Adam Rothenberg: Honestly from when I started performing, London, at least for New York guys like me, is really the gold standard. We hold things here in very high regard, when I first got into acting all of my idols were Brits – my first love of acting came from Albert Finney and Richard Burton, so to be able to come here even though I'm not performing on the same stages as they did, to marinate in that kind of history is a dream come true.
DOH: Sam Shepard is one of America's foremost dramatists – what is it about his work that continues to appeal?
AR: I don't know...like all of these people, he finds a way, iconic mythical ways to take emotions that we all share and he has a way of making them real. I'm not the most dramaturgically verbal guy so I don't know why, but the stuff when you read it off the page is absolutely thrilling. The sheer energy of it and the sheer heart of it, even though he writes these iconic 'men's men' characters, you get to tap into that but you also get to tap into a certain innocence and rawness of emotion and heart that is always satisfying.
DOH: What's proving to be the biggest challenge rehearsing Fool For Love?
AR: So far we've been doing a lot of table work – personally the biggest obstacle for me is to not get in my head about that fact that it's Sam Shepard and that it has been done by some of the most courageous actors that we have. So I'm staying calm, focused and trying to do it as myself, not get precious about it.
DOH: Can you tell me a little more about your character and how you're connecting to him?
AR: I play Eddie who is a rodeo stuntman who is getting on a little in years for that kind of work. When the play opens we see him in a hotel room in the Mojave Desert where he's trying to get back with his ex lover who he wasn't a great guy too and it sort of goes from there. I would love to be the kind of actor who throws himself into the world, but I'm in London and there aren't a lot of cowboys around. I'm doing what I can – I really trust and am highly impressed by the calibre of talent in the rehearsal room, so I'm in good hands.
DOH: What's it like being reunited with Lydia Wilson?
AR: Heaven, absolute heaven. I was so happy when she got involved – that was the only bit of reticence I had when this came down the pipe for me, who the girl would be. If it was someone you didn't get along with or have a good chemistry with it would be the longest two months of my life. But I fell in love with her professionally on 'Ripper Street' and I couldn't have a better cast mate.
DOH: Is it comforting working on something difficult with someone you know well?
AR: Yes, because me and her have each other's best interests at heart – from there you can start to be really ugly on stage to each other. Only in acting do you get rewarded for behaving reprehensibly and it's good to have somebody that you have a bond and trust with.
DOH: What additional demands does the environment of Found111 present?
AR: I don't think it really places any demands, if anything it helps the show.
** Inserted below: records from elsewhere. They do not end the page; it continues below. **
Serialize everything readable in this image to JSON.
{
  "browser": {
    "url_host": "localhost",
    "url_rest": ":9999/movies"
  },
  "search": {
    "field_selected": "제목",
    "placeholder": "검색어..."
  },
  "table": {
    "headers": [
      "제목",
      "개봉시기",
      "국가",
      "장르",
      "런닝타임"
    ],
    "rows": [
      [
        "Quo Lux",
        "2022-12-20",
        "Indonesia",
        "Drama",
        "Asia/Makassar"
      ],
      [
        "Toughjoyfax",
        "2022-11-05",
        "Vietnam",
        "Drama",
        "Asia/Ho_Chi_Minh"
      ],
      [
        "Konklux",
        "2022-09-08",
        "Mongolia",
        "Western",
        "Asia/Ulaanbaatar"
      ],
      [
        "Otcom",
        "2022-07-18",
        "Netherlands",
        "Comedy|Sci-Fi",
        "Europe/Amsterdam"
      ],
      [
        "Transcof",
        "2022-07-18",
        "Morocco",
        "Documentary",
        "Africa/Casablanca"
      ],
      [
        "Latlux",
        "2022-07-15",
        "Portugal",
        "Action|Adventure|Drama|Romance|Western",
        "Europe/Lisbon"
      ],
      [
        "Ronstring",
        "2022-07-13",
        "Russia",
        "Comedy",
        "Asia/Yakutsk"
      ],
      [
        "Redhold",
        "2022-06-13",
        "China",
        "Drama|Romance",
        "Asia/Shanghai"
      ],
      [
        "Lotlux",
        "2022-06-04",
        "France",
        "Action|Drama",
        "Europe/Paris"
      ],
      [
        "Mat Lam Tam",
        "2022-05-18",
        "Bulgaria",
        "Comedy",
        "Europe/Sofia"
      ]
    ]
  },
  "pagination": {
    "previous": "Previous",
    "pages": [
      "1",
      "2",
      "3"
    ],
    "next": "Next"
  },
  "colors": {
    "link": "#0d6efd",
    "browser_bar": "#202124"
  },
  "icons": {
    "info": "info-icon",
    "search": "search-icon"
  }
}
The space is about as big as a motel room, so I think it's perfect. Everything about the space is a real asset to what the play asks of us. I hope it's going to come off as a new play, very fresh and energetic because the whole experience is right in line with the spirit of what Shepard would have written for this play – I think.
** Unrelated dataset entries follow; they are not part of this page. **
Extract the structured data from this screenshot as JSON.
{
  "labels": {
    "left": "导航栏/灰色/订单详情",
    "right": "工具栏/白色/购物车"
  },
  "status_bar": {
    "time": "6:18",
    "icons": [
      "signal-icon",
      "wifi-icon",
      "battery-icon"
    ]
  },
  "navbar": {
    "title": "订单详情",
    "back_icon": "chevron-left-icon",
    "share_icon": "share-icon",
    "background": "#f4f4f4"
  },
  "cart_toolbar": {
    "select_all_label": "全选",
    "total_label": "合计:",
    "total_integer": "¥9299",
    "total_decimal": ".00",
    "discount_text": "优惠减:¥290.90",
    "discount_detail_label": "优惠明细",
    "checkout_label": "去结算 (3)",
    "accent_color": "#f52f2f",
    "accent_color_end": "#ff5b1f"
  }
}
DOH: You have built a huge career on TV whilst also working onstage in New York. How important is it to you to be able to juggle both of those mediums?
AR: None of my life has been that choreographed, but I think it's really important. On television at least, not to be cynical, you make a living. You also have to know your place and trust in the editor and what the director is going to do. In theatre you always have to take responsibility for yourself, but you become a lot more responsible for the audience's experience of it. That's an empowering and terrifying thing for an actor to do and only good things come of it.
DOH: What does the play say to audiences in London in 2016?
AR: I think that everyone wants an experience and everyone wants to feel like they've shown up for something that people talk about. Hopefully this is the right play, and the right space, that gives people a shot at that.
Fool For Love begins performance on 26 October 2016.